My OH has been keeping me up to date as he's in the UK (south coast). there was one day when he was driving along the M27 and the traffic had to simply stop! The wind and rain were just too bad for anyone to drive at all. He's never known it that bad!! Our UK house has lost a couple of tiles. Anyway, he's coming back to Spain today for some respite

Jo xxx


----------



## Tallulah (Feb 16, 2009)

Yep - it was on Spanish news this morning that apparently they had a typhoon in Essex!

Still persisting down here in Galicia :rain:- although I believe we're now on yellow alert, so it's improving. Gorgeous down south apparently - forecast about 28 degrees in Alicante or something?!?!

Tallulah.x


----------



## jojo (Sep 20, 2007)

Tallulah said:


> Yep - it was on Spanish news this morning that apparently they had a typhoon in Essex!
> 
> Still persisting down here in Galicia :rain:- although I believe we're now on yellow alert, so it's improving. Gorgeous down south apparently - forecast about 28 degrees in Alicante or something?!?!
> 
> Tallulah.x


To bloody hot down here in Málaga 29c !!! It doesnt seem right for mid Novemember somehow!!

No pleasing me is there!

Jo xxx


----------



## XTreme (May 17, 2008)

Early 20's for us.....not a cloud in the sky!

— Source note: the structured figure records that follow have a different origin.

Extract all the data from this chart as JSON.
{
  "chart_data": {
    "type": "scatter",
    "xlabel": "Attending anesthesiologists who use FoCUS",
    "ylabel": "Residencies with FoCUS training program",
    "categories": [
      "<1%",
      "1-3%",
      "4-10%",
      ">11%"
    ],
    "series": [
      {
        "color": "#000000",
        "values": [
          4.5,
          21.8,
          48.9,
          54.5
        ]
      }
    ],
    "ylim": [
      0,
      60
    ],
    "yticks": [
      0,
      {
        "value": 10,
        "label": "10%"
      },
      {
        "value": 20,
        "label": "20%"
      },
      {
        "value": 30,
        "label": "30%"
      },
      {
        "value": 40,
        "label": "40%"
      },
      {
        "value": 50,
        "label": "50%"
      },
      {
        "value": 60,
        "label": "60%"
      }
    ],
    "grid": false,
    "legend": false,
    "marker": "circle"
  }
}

Even managed to get out on the bike for an hour yesterday.


----------



## Hombre (Sep 10, 2009)

Bloody scorching here...seriously !!..took my bride and sexslave of my life for a walk this morning...we both finished up stripping off....rather earlier than we both expected !!..oops !..must go......


----------



## XTreme (May 17, 2008)

Hombre said:


> Bloody scorching here...seriously !!..took my bride and sexslave of my life for a walk this morning...we both finished up stripping off....rather earlier than we both expected !!..oops !..must go......


I hope you administered a swift Tony Danza Hombre?

There's no woman's problem on this planet that can't be sorted by a swift Tony Danza!


----------



## Hombre (Sep 10, 2009)

XTreme said:


> I hope you administered a swift Tony Danza Hombre?
> 
> There's no woman's problem on this planet that can't be sorted by a swift Tony Danza!


This woman has only one problem X...not enough TD's........


----------



## jojo (Sep 20, 2007)

you two havent a clue have you LOL!!!!

Jo xxx


----------



## XTreme (May 17, 2008)

jojo said:


> you two havent a clue have you LOL!!!!


There's been a crime committed here?

I'll wager it's all those bored middle aged housewives copying and pasting from Google to try and look as if they've got a brain! That's criminal from where I'm sitting! I may as well just go to Google and cut out the middleman!

Me and Hombre are onto them!

Tell 'em Hombre!


----------



## Hombre (Sep 10, 2009)

XTreme said:


> There's been a crime committed here?
> 
> I'll wager it's all those bored middle aged housewives copying and pasting from Google to try and look as if they've got a brain! That's criminal from where I'm sitting! I may as well just go to Google and cut out the middleman!
> 
> ...


All I know is..the longer they're married, the bigger their knickers get..


----------



## jojo (Sep 20, 2007)

Hombre said:


> All I know is..the longer they're married, the bigger their knickers get..



competing with beer guts and bald patches LOL


Jo xxx


----------



## Hombre (Sep 10, 2009)

jojo said:


> competing with beer guts and bald patches LOL
> 
> 
> Jo xxx


Exactly...that's my point..and is why your knickers get bigger and bigger...


----------



## jojo (Sep 20, 2007)

Hombre said:


> Exactly...that's my point..and is why your knickers get bigger and bigger...


AS it happens mine havent. I lost 6 stone in weight about 7 years ago, so mine have gone from a 20 to a 10!!! - So there!!!

Jo xxx


----------